What Does Slippage Mean on KALSHI
Slippage on Kalshi describes how the actual fill price of your order differs from the target price you placed. On a binary YES/NO market, prices are quoted in cents and traded on a central limit order book. Because the book moves with supply and demand, your order may not execute exactly at your limit price, especially in fast markets or during high volatility. This article explains what slippage means for Kalshi trades, why it happens, and how to think about it when planning an arbitrage or edge strategy.

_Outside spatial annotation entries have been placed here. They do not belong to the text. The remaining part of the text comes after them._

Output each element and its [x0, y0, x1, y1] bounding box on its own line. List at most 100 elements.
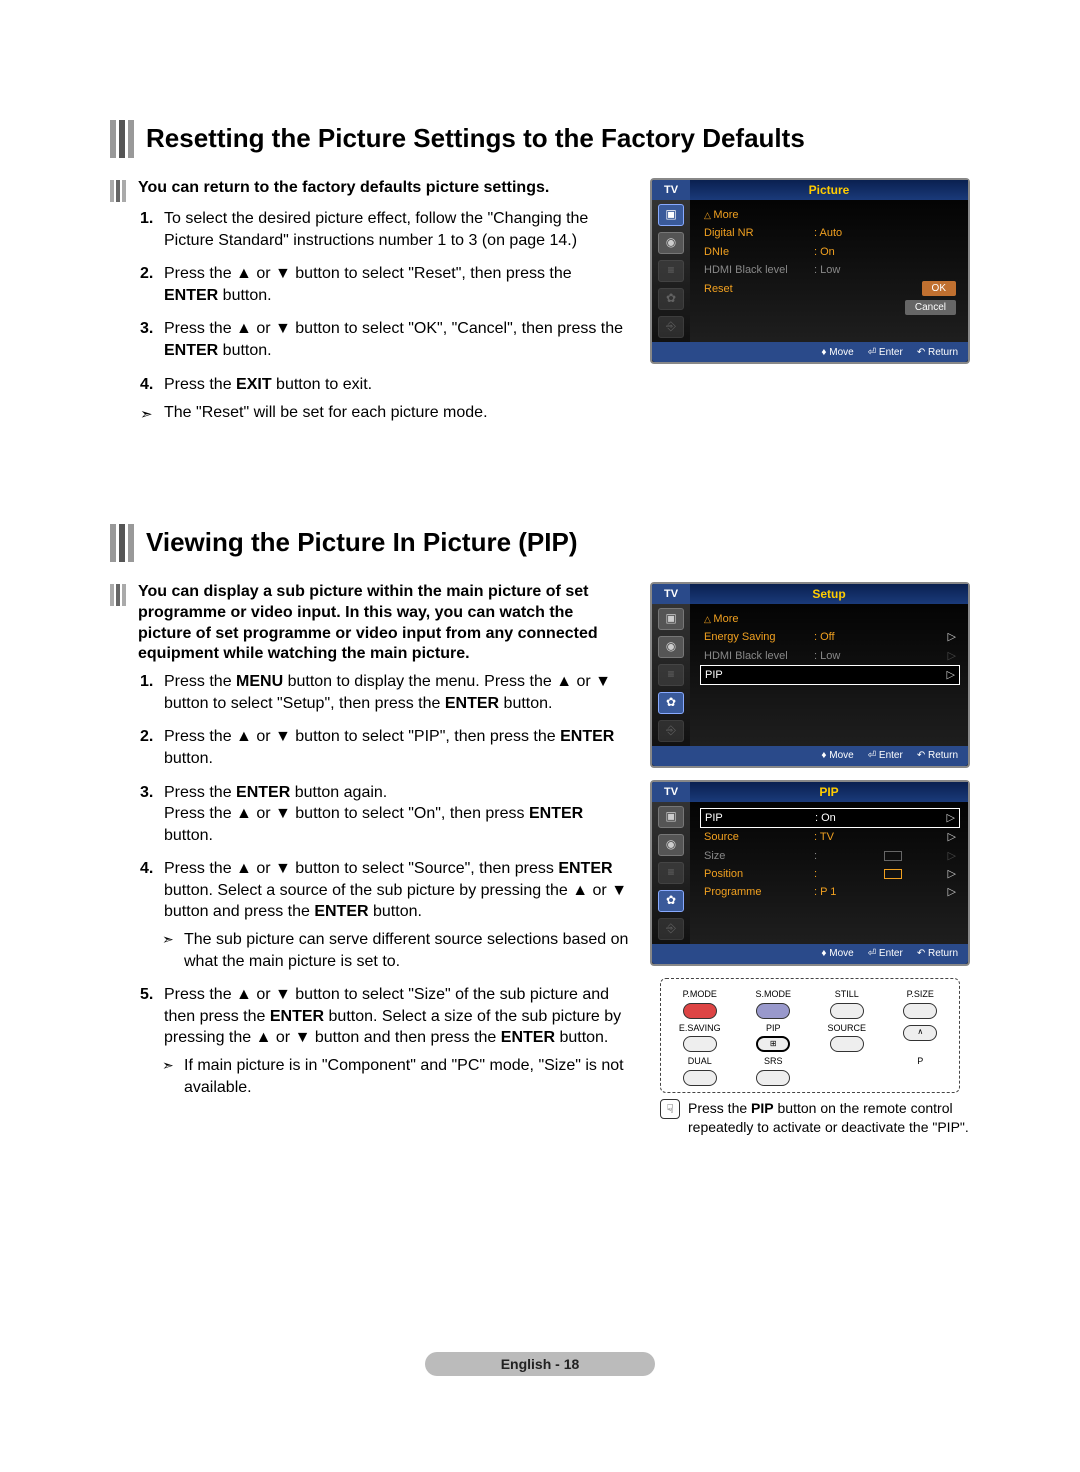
lbl: P.SIZE — [907, 989, 934, 1001]
step2: 2.Press the ▲ or ▼ button to select "Res… — [140, 263, 630, 306]
chevron-right-icon: ▷ — [948, 649, 956, 663]
remote-diagram: P.MODE S.MODE STILL P.SIZE E.SAVING PIP⊞… — [660, 978, 960, 1093]
size-icon — [884, 851, 902, 861]
osd-row-hdmi: HDMI Black level: Low — [700, 261, 960, 279]
bar — [110, 524, 116, 562]
enter-hint: ⏎ Enter — [868, 346, 903, 359]
osd-row-cancel[interactable]: Cancel — [700, 298, 960, 317]
osd-setup: TV Setup ▣ ◉ ≡ ✿ ⎆ More Energy Saving: O… — [650, 582, 970, 768]
source-key[interactable] — [830, 1036, 864, 1052]
osd-more[interactable]: More — [700, 610, 960, 628]
up-key[interactable]: ∧ — [903, 1025, 937, 1041]
enter-hint: ⏎ Enter — [868, 947, 903, 960]
section2-title-wrap: Viewing the Picture In Picture (PIP) — [110, 524, 980, 562]
still-key[interactable] — [830, 1003, 864, 1019]
move-hint: ♦ Move — [821, 947, 853, 960]
osd-row-digitalnr[interactable]: Digital NR: Auto — [700, 224, 960, 242]
input-icon[interactable]: ⎆ — [658, 720, 684, 742]
picture-icon[interactable]: ▣ — [658, 608, 684, 630]
lbl: P.MODE — [683, 989, 717, 1001]
channel-icon[interactable]: ≡ — [658, 664, 684, 686]
step3: 3.Press the ▲ or ▼ button to select "OK"… — [140, 318, 630, 361]
bar — [122, 180, 126, 202]
bar — [110, 180, 114, 202]
bar — [110, 584, 114, 606]
channel-icon[interactable]: ≡ — [658, 862, 684, 884]
sound-icon[interactable]: ◉ — [658, 636, 684, 658]
esaving-key[interactable] — [683, 1036, 717, 1052]
move-hint: ♦ Move — [821, 749, 853, 762]
section2-lead: You can display a sub picture within the… — [138, 582, 630, 665]
picture-icon[interactable]: ▣ — [658, 806, 684, 828]
bar — [128, 120, 134, 158]
s2-step5: 5.Press the ▲ or ▼ button to select "Siz… — [140, 984, 630, 1098]
setup-icon[interactable]: ✿ — [658, 692, 684, 714]
section1-lead-wrap: You can return to the factory defaults p… — [110, 178, 630, 202]
setup-icon[interactable]: ✿ — [658, 288, 684, 310]
lbl: SOURCE — [827, 1023, 866, 1035]
return-hint: ↶ Return — [917, 947, 958, 960]
osd-row-pip-on[interactable]: PIP: On▷ — [700, 808, 960, 828]
chevron-right-icon: ▷ — [948, 830, 956, 844]
osd-title: PIP — [690, 782, 968, 802]
dual-key[interactable] — [683, 1070, 717, 1086]
bar — [119, 524, 125, 562]
osd-footer: ♦ Move ⏎ Enter ↶ Return — [652, 342, 968, 362]
osd-row-source[interactable]: Source: TV▷ — [700, 828, 960, 846]
s2-step4: 4.Press the ▲ or ▼ button to select "Sou… — [140, 858, 630, 972]
input-icon[interactable]: ⎆ — [658, 918, 684, 940]
sound-icon[interactable]: ◉ — [658, 232, 684, 254]
position-icon — [884, 869, 902, 879]
section1-title: Resetting the Picture Settings to the Fa… — [146, 122, 805, 156]
step4: 4.Press the EXIT button to exit. — [140, 374, 630, 396]
s2-step1: 1.Press the MENU button to display the m… — [140, 671, 630, 714]
chevron-right-icon: ▷ — [948, 630, 956, 644]
osd-row-reset[interactable]: Reset OK — [700, 279, 960, 298]
osd-pip: TV PIP ▣ ◉ ≡ ✿ ⎆ PIP: On▷ Source: TV▷ Si… — [650, 780, 970, 966]
osd-tv-label: TV — [652, 584, 690, 604]
srs-key[interactable] — [756, 1070, 790, 1086]
section2-lead-wrap: You can display a sub picture within the… — [110, 582, 630, 665]
s2-step3: 3.Press the ENTER button again.Press the… — [140, 782, 630, 847]
osd-picture: TV Picture ▣ ◉ ≡ ✿ ⎆ More Digital NR: Au… — [650, 178, 970, 364]
osd-row-energy[interactable]: Energy Saving: Off▷ — [700, 628, 960, 646]
chevron-right-icon: ▷ — [947, 811, 955, 825]
osd-row-pip[interactable]: PIP▷ — [700, 665, 960, 685]
section1-lead: You can return to the factory defaults p… — [138, 178, 549, 202]
ok-button[interactable]: OK — [922, 281, 956, 296]
osd-row-programme[interactable]: Programme: P 1▷ — [700, 883, 960, 901]
lbl: P — [917, 1056, 923, 1068]
section2-steps: 1.Press the MENU button to display the m… — [110, 671, 630, 1098]
chevron-right-icon: ▷ — [948, 867, 956, 881]
picture-icon[interactable]: ▣ — [658, 204, 684, 226]
lbl: PIP — [766, 1023, 781, 1035]
lbl: S.MODE — [755, 989, 791, 1001]
remote-icon: ☟ — [660, 1099, 680, 1119]
osd-tv-label: TV — [652, 180, 690, 200]
step1-text: To select the desired picture effect, fo… — [164, 210, 588, 249]
section1-steps: 1.To select the desired picture effect, … — [110, 208, 630, 395]
channel-icon[interactable]: ≡ — [658, 260, 684, 282]
setup-icon[interactable]: ✿ — [658, 890, 684, 912]
osd-row-dnie[interactable]: DNIe: On — [700, 243, 960, 261]
pip-key[interactable]: ⊞ — [756, 1036, 790, 1052]
osd-title: Picture — [690, 180, 968, 200]
bar — [119, 120, 125, 158]
smode-key[interactable] — [756, 1003, 790, 1019]
input-icon[interactable]: ⎆ — [658, 316, 684, 338]
enter-hint: ⏎ Enter — [868, 749, 903, 762]
psize-key[interactable] — [903, 1003, 937, 1019]
chevron-right-icon: ▷ — [948, 885, 956, 899]
move-hint: ♦ Move — [821, 346, 853, 359]
return-hint: ↶ Return — [917, 749, 958, 762]
sound-icon[interactable]: ◉ — [658, 834, 684, 856]
lbl: DUAL — [688, 1056, 712, 1068]
bar — [122, 584, 126, 606]
lbl: SRS — [764, 1056, 783, 1068]
cancel-button[interactable]: Cancel — [905, 300, 956, 315]
osd-row-position[interactable]: Position: ▷ — [700, 865, 960, 883]
osd-title: Setup — [690, 584, 968, 604]
osd-more[interactable]: More — [700, 206, 960, 224]
osd-row-size: Size: ▷ — [700, 847, 960, 865]
pmode-key[interactable] — [683, 1003, 717, 1019]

Slippage in Kalshi terms: what it is and why it happens
On Kalshi, prices are quoted in cents between 0.01 and 0.99. When you place an order, you are aiming for a specific price for YES or NO. Slippage occurs when the best available price shifts before your order can fill, causing you to get a different price than planned. In fast-moving markets or when order book depth is thin, fills may occur at worse prices than your limit or at a less favorable combination of YES and NO prices. Understanding this helps you evaluate potential edge scenarios rather than assuming a perfect fill. Kalshi’s fee structure also interacts with slippage, since per-contract fees apply to every fill regardless of where you enter the book.
How slippage affects intra-market arbitrage on Kalshi
For intra-market arbitrage, the goal is to see if bestAsk(YES) + bestAsk(NO) is below 1.00 and then buy both sides. Slippage can erode that guaranteed edge if fills occur at higher prices than expected. If the book moves before both legs fill, the final combined cost might approach or exceed 1.00, reducing or eliminating the risk-defined profit. Traders look for moments of sufficient depth and stable price action to minimize slippage, particularly when the bid/ask spread is narrow. KalshiArb users often monitor live order book deltas to time entries where the probability of favorable fills is highest.
Best practices to manage slippage on Kalshi
Use limit orders and pre-quote your target fill ranges to improve control over fills. Trade in markets with deeper liquidity to reduce the chance of unfavorable moves. Be mindful of the min price increments of 0.01 and the 0.01–0.99 price band, which shape how slippage can manifest. Factor in Kalshi’s per-contract fee curve when calculating the expected edge, since fees bite into the profit margin as prices move. By planning entries around robust depth and avoiding moments of thin liquidity, you can reduce the practical impact of slippage on your Kalshi trades.
Take the KalshiArb edge to your trades
See how KalshiArb pricing helps you spot and act on slippage-driven edges with alerts for YES + NO < $1.00. Non-custodial, fast REST/WS data, and direct founder access on all plans.
FAQ
- What exactly is slippage on Kalshi?
- Slippage is the difference between the price you intend to pay (your limit price) and the price at which your order actually fills. On Kalshi, prices are quoted in cents, and the order book can move between the time you place an order and when it fills.
- Does slippage impact both YES and NO sides equally?
- Yes, slippage affects both YES and NO sides through the combined fill price. If either side moves, the total cost to acquire both legs can rise, reducing the edge of an intra-market arb.
- How can I reduce slippage when trading Kalshi?
- Trade in markets with deeper liquidity, use limit orders, and time entries during periods of stable price action. Monitoring the live order book helps you enter at favorable depths and minimize impact from rapid moves.
- Is slippage the same as fees on Kalshi?
- No. Slippage is the price movement between order placement and fill, while fees are costs charged per contract per fill. Both reduce net edge, so they should be considered together when planning entries.